Raw files reside in OSS. Bailian OCR asynchronously extracts text/metadata, which Supabase persists as structured records. A sync pipeline pushes this data to Elasticsearch for BM25 full-text indexing. OpenSearch consumes the same corpus to generate and store dense vector embeddings for RAG queries. AIRec operates in parallel, ingesting item metadata and real-time user behavior logs to train a ranking model.
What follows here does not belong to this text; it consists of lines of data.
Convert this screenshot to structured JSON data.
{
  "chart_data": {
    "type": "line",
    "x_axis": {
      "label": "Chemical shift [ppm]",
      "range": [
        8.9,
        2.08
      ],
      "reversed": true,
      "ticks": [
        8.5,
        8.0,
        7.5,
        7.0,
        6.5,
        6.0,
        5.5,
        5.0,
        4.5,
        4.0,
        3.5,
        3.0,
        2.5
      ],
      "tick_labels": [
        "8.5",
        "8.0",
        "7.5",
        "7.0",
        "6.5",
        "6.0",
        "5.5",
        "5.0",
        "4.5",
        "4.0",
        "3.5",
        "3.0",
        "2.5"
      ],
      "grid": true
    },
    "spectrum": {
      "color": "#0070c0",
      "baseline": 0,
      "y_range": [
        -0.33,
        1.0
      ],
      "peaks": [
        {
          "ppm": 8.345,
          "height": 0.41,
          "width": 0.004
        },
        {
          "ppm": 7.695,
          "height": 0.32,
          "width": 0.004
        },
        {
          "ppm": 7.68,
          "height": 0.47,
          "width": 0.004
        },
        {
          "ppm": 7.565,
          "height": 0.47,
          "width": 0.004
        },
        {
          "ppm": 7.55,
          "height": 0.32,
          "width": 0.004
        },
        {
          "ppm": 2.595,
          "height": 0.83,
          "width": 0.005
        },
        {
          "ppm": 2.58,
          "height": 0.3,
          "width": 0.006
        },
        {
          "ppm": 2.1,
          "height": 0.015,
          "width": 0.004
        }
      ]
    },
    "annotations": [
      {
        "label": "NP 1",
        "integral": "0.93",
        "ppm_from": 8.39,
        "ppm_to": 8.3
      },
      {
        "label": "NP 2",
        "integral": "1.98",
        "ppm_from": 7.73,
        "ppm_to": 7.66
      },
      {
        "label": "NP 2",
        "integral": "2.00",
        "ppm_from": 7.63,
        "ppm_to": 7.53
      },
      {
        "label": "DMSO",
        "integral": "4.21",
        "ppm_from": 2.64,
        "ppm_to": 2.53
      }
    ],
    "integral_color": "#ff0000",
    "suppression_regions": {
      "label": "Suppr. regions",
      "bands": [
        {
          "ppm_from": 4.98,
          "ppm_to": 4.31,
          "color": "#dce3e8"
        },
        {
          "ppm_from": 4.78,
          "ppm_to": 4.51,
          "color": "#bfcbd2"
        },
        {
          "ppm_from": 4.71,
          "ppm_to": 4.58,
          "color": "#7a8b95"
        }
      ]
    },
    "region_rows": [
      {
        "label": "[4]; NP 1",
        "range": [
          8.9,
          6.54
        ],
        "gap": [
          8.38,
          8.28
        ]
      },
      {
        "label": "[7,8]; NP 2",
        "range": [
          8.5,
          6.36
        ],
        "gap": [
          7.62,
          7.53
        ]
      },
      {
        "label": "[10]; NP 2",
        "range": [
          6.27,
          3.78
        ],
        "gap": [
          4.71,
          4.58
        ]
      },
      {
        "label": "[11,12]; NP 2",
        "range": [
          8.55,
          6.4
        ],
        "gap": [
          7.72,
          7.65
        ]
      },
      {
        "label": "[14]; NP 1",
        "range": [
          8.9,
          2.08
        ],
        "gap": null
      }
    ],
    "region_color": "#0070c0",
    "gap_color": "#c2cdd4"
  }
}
The app orchestrates queries across ES (keyword), OpenSearch (semantic), and AIRec (personalized) to deliver unified results.

Prerequisites

Common pitfalls

Typical questions

FAQ

Q: How does the Document-Aware App with AI Recommendations architecture handle document ingestion, search, and personalization? A: The architecture integrates Supabase or RDS for metadata, Bailian OCR for PDF extraction, Elasticsearch and OpenSearch for full-text and semantic search, and AIRec for personalized recommendations. Uploaded PDFs are stored in OSS and processed by Bailian OCR before indexing into Elasticsearch for unified search. OpenSearch then layers semantic retrieval on top, while AIRec delivers personalized suggestions based on user behavior to complete the pipeline.